Many years later, during the term of Governor Emilio “Lito” Osmeña, Cebu experienced a real economic boom, most experts would say, which also benefited his successors. While income generation for the province of Cebu was Osmeña’s priority, he also did not forget to pay special attention to the basic needs of the Cebuanos. During his term, from 1988 to 1992, Aside from health care, he was also responsible for the Water Distribution Program in the entire island, making water available to 90% of the population, as opposed to the 56% before his incumbency.

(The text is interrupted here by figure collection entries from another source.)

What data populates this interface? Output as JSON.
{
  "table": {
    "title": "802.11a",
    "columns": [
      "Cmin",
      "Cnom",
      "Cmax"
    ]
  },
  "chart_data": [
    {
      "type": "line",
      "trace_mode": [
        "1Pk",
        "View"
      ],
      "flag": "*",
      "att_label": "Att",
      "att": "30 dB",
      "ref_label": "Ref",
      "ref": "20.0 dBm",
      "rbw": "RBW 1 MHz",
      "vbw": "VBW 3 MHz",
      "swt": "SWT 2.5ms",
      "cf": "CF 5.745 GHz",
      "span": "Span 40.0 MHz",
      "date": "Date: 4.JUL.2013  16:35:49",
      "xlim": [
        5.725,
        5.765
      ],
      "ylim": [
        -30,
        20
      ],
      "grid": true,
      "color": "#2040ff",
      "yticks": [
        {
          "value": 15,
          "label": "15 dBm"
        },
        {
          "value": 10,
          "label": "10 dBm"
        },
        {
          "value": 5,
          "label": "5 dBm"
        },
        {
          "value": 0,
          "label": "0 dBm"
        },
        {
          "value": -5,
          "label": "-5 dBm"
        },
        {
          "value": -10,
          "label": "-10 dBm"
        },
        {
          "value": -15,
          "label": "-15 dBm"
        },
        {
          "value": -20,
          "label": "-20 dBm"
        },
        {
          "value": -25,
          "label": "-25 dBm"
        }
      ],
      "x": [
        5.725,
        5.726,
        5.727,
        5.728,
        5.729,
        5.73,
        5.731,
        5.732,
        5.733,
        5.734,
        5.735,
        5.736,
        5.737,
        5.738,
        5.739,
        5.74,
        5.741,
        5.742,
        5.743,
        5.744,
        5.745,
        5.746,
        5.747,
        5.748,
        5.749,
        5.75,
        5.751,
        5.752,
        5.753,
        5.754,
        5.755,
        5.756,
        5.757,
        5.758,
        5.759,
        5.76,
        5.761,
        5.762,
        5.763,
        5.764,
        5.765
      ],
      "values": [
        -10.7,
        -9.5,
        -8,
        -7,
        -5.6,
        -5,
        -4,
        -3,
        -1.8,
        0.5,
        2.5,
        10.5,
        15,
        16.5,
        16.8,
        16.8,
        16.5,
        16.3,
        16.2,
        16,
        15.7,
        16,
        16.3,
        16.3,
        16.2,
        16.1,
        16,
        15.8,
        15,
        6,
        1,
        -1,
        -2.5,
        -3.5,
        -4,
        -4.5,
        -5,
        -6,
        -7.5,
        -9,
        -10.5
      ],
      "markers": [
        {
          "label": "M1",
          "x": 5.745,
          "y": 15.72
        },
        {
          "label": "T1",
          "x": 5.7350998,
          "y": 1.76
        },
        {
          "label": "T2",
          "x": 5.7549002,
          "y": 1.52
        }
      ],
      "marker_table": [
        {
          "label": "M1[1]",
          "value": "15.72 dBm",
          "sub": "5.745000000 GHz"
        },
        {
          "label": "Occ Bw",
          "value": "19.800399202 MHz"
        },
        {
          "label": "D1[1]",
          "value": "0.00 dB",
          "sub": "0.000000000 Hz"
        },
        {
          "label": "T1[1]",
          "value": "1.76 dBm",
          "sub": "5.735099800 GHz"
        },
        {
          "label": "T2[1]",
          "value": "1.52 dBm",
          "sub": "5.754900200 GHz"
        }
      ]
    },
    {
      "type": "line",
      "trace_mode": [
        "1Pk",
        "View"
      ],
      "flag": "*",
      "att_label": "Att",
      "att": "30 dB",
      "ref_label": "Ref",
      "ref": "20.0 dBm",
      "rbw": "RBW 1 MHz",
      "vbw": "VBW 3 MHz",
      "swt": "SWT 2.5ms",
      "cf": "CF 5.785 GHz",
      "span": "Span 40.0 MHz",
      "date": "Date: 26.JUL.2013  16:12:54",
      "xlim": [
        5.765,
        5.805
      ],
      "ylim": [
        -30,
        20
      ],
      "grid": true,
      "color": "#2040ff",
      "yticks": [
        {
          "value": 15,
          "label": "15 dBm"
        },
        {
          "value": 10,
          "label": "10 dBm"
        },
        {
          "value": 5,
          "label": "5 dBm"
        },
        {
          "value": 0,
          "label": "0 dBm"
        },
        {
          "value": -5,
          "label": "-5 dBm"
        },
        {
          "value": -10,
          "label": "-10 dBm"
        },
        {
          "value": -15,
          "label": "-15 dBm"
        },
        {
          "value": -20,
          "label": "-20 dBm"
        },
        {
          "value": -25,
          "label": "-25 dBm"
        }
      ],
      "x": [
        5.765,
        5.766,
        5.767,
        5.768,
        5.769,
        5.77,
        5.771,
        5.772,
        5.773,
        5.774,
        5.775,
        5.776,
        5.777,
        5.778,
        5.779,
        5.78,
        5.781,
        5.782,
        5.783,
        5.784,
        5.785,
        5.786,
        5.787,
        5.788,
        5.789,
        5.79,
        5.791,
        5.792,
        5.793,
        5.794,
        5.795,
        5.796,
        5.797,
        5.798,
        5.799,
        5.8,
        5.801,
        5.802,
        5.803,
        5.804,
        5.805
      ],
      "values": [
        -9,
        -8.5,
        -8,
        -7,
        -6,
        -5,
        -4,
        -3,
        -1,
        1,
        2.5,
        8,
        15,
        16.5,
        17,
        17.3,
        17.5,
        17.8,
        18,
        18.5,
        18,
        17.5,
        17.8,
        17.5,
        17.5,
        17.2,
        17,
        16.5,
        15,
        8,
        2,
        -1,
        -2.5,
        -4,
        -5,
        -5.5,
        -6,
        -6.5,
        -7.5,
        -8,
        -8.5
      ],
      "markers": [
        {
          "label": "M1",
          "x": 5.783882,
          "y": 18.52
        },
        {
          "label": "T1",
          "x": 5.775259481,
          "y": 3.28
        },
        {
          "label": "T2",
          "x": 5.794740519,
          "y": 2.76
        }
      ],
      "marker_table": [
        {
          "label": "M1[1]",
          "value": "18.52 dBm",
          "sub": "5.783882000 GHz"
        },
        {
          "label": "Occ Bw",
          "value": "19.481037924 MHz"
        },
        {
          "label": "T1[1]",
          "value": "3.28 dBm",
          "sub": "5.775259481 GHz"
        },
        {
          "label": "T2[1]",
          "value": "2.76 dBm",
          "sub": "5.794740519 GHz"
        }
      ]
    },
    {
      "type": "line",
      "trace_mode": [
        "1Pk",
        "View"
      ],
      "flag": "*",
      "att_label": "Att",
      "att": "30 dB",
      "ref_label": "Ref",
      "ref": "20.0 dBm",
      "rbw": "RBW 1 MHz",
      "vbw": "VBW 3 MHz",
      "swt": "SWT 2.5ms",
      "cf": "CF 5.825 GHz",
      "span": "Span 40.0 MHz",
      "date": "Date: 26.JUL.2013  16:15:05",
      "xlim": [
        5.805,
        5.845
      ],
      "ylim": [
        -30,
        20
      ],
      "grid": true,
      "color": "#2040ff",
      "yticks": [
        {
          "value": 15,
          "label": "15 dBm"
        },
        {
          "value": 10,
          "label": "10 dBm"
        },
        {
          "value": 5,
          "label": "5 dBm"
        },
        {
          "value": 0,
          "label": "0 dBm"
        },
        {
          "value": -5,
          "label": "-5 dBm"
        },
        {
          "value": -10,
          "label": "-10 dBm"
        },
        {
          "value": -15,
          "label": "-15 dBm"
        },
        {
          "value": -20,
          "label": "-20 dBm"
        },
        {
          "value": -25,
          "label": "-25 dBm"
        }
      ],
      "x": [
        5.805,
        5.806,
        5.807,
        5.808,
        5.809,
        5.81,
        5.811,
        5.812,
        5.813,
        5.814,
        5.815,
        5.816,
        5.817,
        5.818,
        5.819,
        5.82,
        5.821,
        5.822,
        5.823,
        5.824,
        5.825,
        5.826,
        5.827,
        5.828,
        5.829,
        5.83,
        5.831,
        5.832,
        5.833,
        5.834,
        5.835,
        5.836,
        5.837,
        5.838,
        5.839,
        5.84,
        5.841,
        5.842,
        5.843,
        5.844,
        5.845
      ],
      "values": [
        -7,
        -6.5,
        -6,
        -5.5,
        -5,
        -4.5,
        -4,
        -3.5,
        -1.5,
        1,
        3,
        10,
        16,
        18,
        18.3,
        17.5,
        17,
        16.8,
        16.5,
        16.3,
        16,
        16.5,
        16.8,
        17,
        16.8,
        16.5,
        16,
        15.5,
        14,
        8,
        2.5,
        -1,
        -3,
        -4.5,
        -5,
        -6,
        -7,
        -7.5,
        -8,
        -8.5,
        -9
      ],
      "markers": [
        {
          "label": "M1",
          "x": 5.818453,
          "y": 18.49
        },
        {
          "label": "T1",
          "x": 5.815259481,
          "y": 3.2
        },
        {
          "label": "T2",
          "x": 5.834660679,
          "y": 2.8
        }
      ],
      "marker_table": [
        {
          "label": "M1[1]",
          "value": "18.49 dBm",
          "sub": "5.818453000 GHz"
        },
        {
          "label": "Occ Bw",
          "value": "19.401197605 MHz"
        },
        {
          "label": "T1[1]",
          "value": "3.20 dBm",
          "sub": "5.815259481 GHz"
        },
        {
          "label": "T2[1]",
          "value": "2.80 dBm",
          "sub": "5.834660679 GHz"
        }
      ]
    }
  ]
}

Governor Garcia may boast all the time that she has made Cebu the best province of the Philippines. She is several years late. Lito Osmeña already did this many years ago. And, unlike Gwen Garcia, Lito Osmeña knew what priorities the province should have in terms of projects. Although he was not perfect, the wasting of public funds was kept at a minimum. With Gwen, well, it would seem that the public’s money is her money, too.
In the past, the mayor and the governor would fight over who gets to build schools and hospitals for the people. Regardless of their reasons, at least they were fighting for the basic needs of the people, like education and health.
In the past, when the government had lesser money, why was the province of Cebu able to increase funding for Argao’s hospital from P150.00 in 1926 to P1,400.00 in 1927? Why was the municipio able to allocate 15% of its total budget to its hospital in 1927, but today only 1% of its budget goes to medical needs? Why can’t Gwen and Mayor Edsel Galeos do the same? Oh, right. She said she wants to abolish District Hospitals. Oh right. Mayor Edsel Galeos has many more roads to build.